Les écrivains de toutes nationalités blessés au combat ne se comptent plus: l'Allemand Erich Maria Remarque, qui tirera de son expérience l'un des plus beaux récits de la guerre, "A l'ouest rien de nouveau", son compatriote Ernst Jünger, les Français Louis-Ferdinand Céline ou Henri de Montherlant, le Britannique C. S. Lewis, l'Américain Ernest Hemingway, blessé par des éclats de mortier, Pierre Benoit, Jean Giono, légèrement gazé et qui deviendra par la suite un pacifiste convaincu. Sans oublier Blaise Cendrars, Français d'origine suisse, amputé de son bras droit en 1915. Il décrira cette expérience en apprenant à utiliser sa main gauche, celle qu'il appelait "sa main amie", dans "La main coupée".

Les peintres témoignent

Les peintres ont payé également un lourd tribut à la guerre, comme l'expressionniste allemand August Macke, tué en Champagne en septembre 1914, ou l'autrichien Oskar Kokoschka grièvement blessé en 1915. Mais surtout, beaucoup de ces artistes vont témoigner de ce qu'ils ont vu au front, comme Kokoschka mais aussi le Français Félix Valloton, avec ses gravures sur bois de scènes de guerre représentant des corps désarticulés gisant sur des barbelés, ou Otto Dix, le peintre expressionniste allemand dont l'oeuvre a été profondément marquée par la violence de la guerre. 
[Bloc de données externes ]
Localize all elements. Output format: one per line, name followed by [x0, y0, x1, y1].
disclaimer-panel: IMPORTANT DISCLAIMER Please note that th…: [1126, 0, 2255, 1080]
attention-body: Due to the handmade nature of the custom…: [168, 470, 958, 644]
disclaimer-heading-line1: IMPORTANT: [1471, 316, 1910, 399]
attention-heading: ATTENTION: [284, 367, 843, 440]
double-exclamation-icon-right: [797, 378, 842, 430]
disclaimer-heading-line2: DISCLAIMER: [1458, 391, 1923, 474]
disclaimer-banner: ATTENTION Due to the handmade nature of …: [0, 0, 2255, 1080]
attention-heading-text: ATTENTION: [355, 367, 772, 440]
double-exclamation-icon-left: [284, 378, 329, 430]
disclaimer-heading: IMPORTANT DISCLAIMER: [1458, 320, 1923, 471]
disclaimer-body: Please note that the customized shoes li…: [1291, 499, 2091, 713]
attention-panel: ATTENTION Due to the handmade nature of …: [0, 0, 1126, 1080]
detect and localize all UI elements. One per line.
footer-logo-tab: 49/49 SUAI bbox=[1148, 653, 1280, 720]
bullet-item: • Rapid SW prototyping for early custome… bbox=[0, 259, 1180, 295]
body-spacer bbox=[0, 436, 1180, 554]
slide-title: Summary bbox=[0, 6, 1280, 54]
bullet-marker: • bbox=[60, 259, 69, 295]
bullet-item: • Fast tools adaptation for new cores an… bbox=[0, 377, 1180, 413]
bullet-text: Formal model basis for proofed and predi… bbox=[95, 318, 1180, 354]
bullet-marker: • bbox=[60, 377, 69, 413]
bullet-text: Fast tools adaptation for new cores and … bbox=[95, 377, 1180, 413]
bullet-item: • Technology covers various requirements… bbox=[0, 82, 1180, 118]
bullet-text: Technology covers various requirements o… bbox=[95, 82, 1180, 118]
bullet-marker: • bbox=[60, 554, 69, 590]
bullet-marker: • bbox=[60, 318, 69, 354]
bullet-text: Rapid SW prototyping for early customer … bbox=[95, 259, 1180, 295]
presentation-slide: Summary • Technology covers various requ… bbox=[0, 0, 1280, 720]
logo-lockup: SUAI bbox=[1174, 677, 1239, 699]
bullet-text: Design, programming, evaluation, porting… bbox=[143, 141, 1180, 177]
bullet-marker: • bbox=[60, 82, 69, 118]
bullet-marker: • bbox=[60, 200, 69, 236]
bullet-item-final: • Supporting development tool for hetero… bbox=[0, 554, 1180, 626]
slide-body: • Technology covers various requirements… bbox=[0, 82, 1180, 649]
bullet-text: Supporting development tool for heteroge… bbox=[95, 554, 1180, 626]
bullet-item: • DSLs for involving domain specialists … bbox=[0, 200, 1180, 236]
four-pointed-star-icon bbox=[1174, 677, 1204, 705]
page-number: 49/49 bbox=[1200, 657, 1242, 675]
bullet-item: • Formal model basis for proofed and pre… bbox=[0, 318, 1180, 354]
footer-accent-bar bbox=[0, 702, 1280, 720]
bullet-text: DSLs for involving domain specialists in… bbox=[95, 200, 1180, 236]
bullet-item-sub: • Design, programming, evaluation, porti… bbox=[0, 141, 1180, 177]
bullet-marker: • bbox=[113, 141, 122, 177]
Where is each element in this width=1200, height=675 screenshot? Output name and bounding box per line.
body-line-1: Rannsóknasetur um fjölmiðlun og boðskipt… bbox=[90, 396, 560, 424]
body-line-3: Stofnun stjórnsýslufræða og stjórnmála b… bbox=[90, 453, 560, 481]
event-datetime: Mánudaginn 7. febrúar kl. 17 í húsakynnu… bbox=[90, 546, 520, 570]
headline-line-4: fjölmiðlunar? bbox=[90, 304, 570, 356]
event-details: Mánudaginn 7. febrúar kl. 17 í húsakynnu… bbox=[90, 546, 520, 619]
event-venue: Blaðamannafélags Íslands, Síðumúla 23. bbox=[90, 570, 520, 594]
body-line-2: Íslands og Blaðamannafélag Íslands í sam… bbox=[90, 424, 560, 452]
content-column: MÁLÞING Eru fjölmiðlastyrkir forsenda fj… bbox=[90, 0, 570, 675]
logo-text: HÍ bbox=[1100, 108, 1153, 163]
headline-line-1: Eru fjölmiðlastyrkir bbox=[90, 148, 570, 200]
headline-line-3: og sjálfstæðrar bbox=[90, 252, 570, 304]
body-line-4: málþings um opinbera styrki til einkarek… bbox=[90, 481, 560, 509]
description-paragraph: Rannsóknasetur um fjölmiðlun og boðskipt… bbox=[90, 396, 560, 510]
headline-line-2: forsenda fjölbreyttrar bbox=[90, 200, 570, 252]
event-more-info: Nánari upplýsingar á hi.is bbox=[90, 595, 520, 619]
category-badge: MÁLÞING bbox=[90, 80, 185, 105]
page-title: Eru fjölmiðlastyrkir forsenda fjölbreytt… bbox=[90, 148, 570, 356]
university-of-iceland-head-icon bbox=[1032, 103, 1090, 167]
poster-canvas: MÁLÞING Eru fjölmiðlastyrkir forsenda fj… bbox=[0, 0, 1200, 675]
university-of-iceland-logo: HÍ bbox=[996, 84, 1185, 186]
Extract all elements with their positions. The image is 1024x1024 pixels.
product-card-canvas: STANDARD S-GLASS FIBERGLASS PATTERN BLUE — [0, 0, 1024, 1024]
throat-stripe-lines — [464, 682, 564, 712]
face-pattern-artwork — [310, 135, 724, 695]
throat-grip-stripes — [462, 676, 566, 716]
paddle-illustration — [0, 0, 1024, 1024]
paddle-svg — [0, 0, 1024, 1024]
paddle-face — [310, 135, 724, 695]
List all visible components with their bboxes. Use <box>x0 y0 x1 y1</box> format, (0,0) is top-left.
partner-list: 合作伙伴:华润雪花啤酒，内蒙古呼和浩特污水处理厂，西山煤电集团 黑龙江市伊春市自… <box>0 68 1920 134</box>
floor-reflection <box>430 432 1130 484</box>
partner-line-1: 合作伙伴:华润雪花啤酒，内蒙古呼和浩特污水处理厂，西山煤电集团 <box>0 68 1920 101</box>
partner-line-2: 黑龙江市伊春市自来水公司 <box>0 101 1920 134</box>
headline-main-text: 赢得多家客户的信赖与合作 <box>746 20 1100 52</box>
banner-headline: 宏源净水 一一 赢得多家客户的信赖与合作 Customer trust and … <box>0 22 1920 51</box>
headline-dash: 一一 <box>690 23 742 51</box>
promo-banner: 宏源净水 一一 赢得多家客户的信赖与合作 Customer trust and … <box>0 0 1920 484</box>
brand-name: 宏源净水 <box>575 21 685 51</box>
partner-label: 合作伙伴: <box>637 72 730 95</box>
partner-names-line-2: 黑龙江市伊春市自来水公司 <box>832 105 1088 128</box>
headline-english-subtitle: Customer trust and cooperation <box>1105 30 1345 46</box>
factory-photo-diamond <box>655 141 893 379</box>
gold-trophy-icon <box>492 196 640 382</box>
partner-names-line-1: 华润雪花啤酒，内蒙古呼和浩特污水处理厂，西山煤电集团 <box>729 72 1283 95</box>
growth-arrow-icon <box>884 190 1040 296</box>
Même lorsqu'elle n'est pas explicitement au centre de leur oeuvre, l'expérience de la guerre imprégnera plus ou moins directement les oeuvres de la plupart des grands peintres y ayant participé: les Français Georges Braque ou Fernand Léger, l'Allemand Paul Klee, l'Autrichien Egon Schiele...

Le peintre français Amédée Ozenfant relevait dès 1915 "à quel point la guerre a attaché (les artistes) à leur art; tout ce qu'ils souhaitent, c'est d'avoir quelques pages afin de l'exprimer". Comme les peintres, beaucoup d'écrivains survivants n'auront qu'une idée après la guerre, "témoigner", avant toutes autres considérations d'ordre littéraire ou romanesque, souligne France Marie Frémeaux, auteure d'un récent "Ecrivains dans la grande guerre". "Ils le faisaient au nom de leurs camarades".